The ultrastructural comparison between the amoeboid cells and pre-spores is quite evident. The pre-spores have less dictyosomes which tend to be flattened. As the number of dictyosomes decreases, the cytoplasm takes up more room within the cell and the cell adapts a more round shape (Deasey, 1982). There is also a difference in the plasma membrane of amoeboid orogenic cells and pre-spore cells. The pre-spore cells plasma membrane appears to be invaginated, whilst the amoeboid cells PM looks smooth (Deasey, 1982). Elliptical cells, located in the upper neck of the sorocarp are a little further along into spore-development than the cyst cells. These cells lack dictyosomes, are thick-walled and thought to increase pressure within the neck of the stalk. As pressure increases, the encysted cells will then come up from the apex and come together and form a large ball called the sorus. The majority of the cells within the source have successfully developed into spores. When the sorus is developed, the neck of the fruiting body is almost fully lacking in sorogenis cells. Amoeboid cells remain at the base of the sorocarp. Spores of F. alba release and flow as the stalk collapses as time goes on. The optimal pH for growth and fruiting-body development for Fonticula alba is a substrate with a near neutral pH. A lower pH may result in a poorly developed fruiting structure.

== Culturing techniques ==
The vegetative stage in F. alba consists of unicellular, myxamoeba that feed on bacterial cells. F. alba grows with Klebsiella pneumoniae upon a nutrient agar. In the study done by Worley et al (1979), Fonticula alba was cultured on a tryptone-glucose-yeast-extract agar.

Worley et al. (1979), also investigated the effect of substrate concentration on Fonticula alba cell growth and sorocarp formation. They found that on a more concentrated substrate, cell growth advanced more quickly and normal sorocarp formation followed.
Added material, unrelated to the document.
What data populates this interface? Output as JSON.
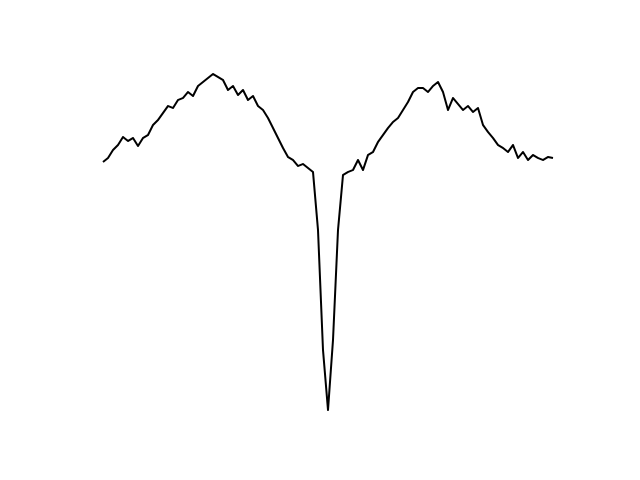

On less concentrated media, they found opposite results.

F. alba was also cultured with different strains of bacteria, to determine if other bacterial species could serve as a nutrient. The agar was streaked with different bacteria such as Bacillus megaterium, Serratia marcescens, Pseudomonas fluorescens, Micrococcus luteus, and Escherichia coli. The strains with B. megaterium, S. marcescens, and P. fluorescens sorocarps did develop, but lesser and later than normal. In the strains with M. luteus it was found that no sorocarps or myxamoebae grew. The strain with E. coli did show adequate growth and fruiting. However, compared to K. pneumoniae, the sorocarps that grew with E. coli were smaller in size.

F. alba grows at an optimal temperature range of 25–28 degrees celsius. However, it tends to grow at a broad range of 16–37 degrees celsius. Studies have shown that it does not grow at a lower bracket 10 degrees celsius or a higher bracket of 40 degrees celsius.